The zoological barrage of February 24 seems to have thrown some congressman to his bench, so that from there he can meow at the stars for a diet of 2,500 pesos. Let him continue meowing, it doesn't bother me.

This led to a pistol duel between Sammartino and Eduardo Colom. Later, Sammartino explained that with his expression he was not referring to Peronist sympathizers, but to "the nuclei of activists, organized or inorganic, who did not represent the authentic people of the Nation, and who in the search for social justice did not hesitate to denigrate freedom."

As a result of these expressions, on August 5, 1948, he was expelled from the Chamber of Deputies by the vote of the Peronist legislators, leaving him without parliamentary immunity. In September 1948 he attended a public event with Ricardo Balbín and Arturo Frondizi in the Plaza de la Constitución when the police began to surround the place to arrest him.
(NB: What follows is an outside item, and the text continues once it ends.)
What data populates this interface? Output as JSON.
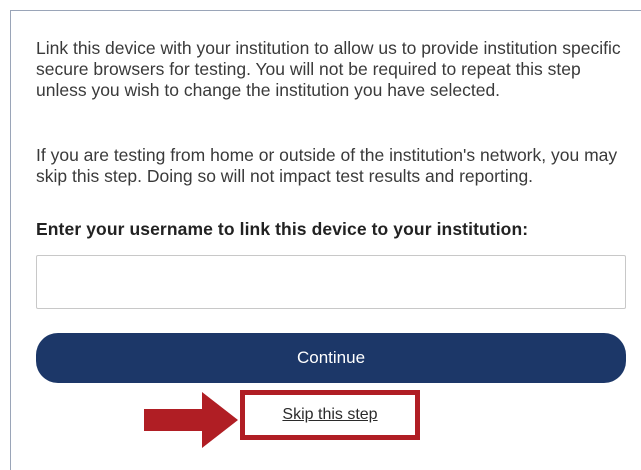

Sammartino, who at that time had already accumulated eight contempt proceedings, managed to leave the place and, later, go to Uruguay via Carmelo with false documents, remaining until 1955.

After Perón was overthrown in 1955, he returned to the country. When the Radical Civic Union split in 1957, he chose to belong to the People's Radical Civic Union. On that occasion he joined the unionist sector as a candidate for Vice President of the Nation, accompanying Miguel Ángel Zavala Ortiz, a formula that was defeated in the internal elections by the Ricardo Balbín-Santiago H. del Castillo duo. In 1960 he was again elected national deputy, but his mandate was interrupted by the 1962 military coup that overthrew President Arturo Frondizi.

He was ambassador of Argentina in Peru during the government of Dr. Arturo Illia.

==Writing career==
In the world of journalism he was director of El Diario de Paraná, Nueva Palabra and La Voz de Mayo of Buenos Aires and La Montaña of Entre Ríos between 1930 and 1936. As a writer he is the author of poems, plays and essays. His works include Escuchemos ahora a los poetas (1956) and Los santos no van al cielo.